The Talents Gourmands de La Réunion and Mayotte competition highlights agricultural professionals every year, food crafts, particularly talented caterer. This is again the case with this fourth meeting of excellence and innovation in cuisine based on tropical products from Reunion or Mahor..
FARMERS CATEGORY
Winner
Vincent Gilles Dambreville, Alambiquette cheese shop (The Oars). Dairy goat breeder in Tévelave, Vincent Gilles Dambreville is an activist for the cabri péi breed. whose typicality he enhances by combining it with traditional dairy breeds. Its fresh cheeses are flavored with local flavors : caloupilé, curcuma, galaba, ginger, baies roses…
finalists
Julie Patchane Lacane Nativel, Lé Yabar (The Stamp). Polyculture bio (pineapple, yacon, bissap, physalis, aromatics, old varieties of canes) transformed into atypical products : love confit in a cage, creamy pineapple, confit de Lilly pilly, pei black garlic, Yacon syrup, galabé.Marie Venante Virassamy Pouny, domaine Virassamy Celiane (Saint-André). Open-field market gardening and transformation of production with recipes passed down by his parents and great-grandparents who are farmers. Galabe, coconut oil, banana flours, cassava, breadfruit and medicinal plants.
ARTISANS CATEGORY
Winner
Valérie Ferrier, The Chocolate Banga (Combani). Originally from Reunion, trained agronomist and oenologist, she has been working with her partner in fruit and vegetable production in Mayotte for over 15 years. Relaunching cocoa production in Mayotte, she processes her own beans.
finalists
Maïa Lainé, Mamilafe (Saint Pierre). Baby food made from fresh produce from local farmers. Mamilafé launched its production in full confinement. Sales on the internet and in stores to early childhood professionals and individuals.
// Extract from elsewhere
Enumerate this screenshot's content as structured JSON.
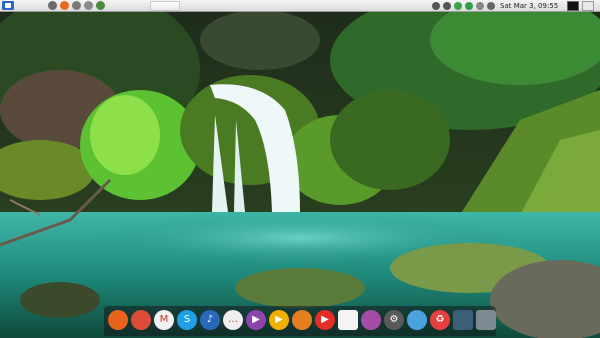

Sweet Rabenjamin, The Pastry Chefs (St Denis). A production workshop and a small commercial space for the sale of individual cakes and vegetarian savory offerings, including an offer based on rare products : tamarind, bilimbi, ham, sapotille, locally produced chocolate, galabé bio.
COOKS CATEGORY
Winner
Joey Atchama, Sarana Hotel & Spa (Salazie). Chef at Sarana Hotel and Spa in collaboration with starred chef Paolo Boscaro, it offers bistronomic cuisine, locavore, which highlights the simplicity and products of Salazie and the island, as close as possible to the region’s producers who inspire him.
finalists
Julien Tarmalingom, home chef (Sainte-Marie). Having worked alongside star chefs, he set up as a home chef in 2019. Its mixed cuisine is intended to be a modernized version of Reunion Creole cuisine.. Examples : toothfish with sharp bourbon coffee and fresh mint…
Roman Dubourg, Akoya Hotel & Spa (St.Paul). His new challenge : l’He’ll Come Hotel. It boasts a Franco-Reunionese fusion cooking style with local products and techniques from elsewhere.. His favorite products : cresson, the galabé, guava, green mango, the bredes and the darling.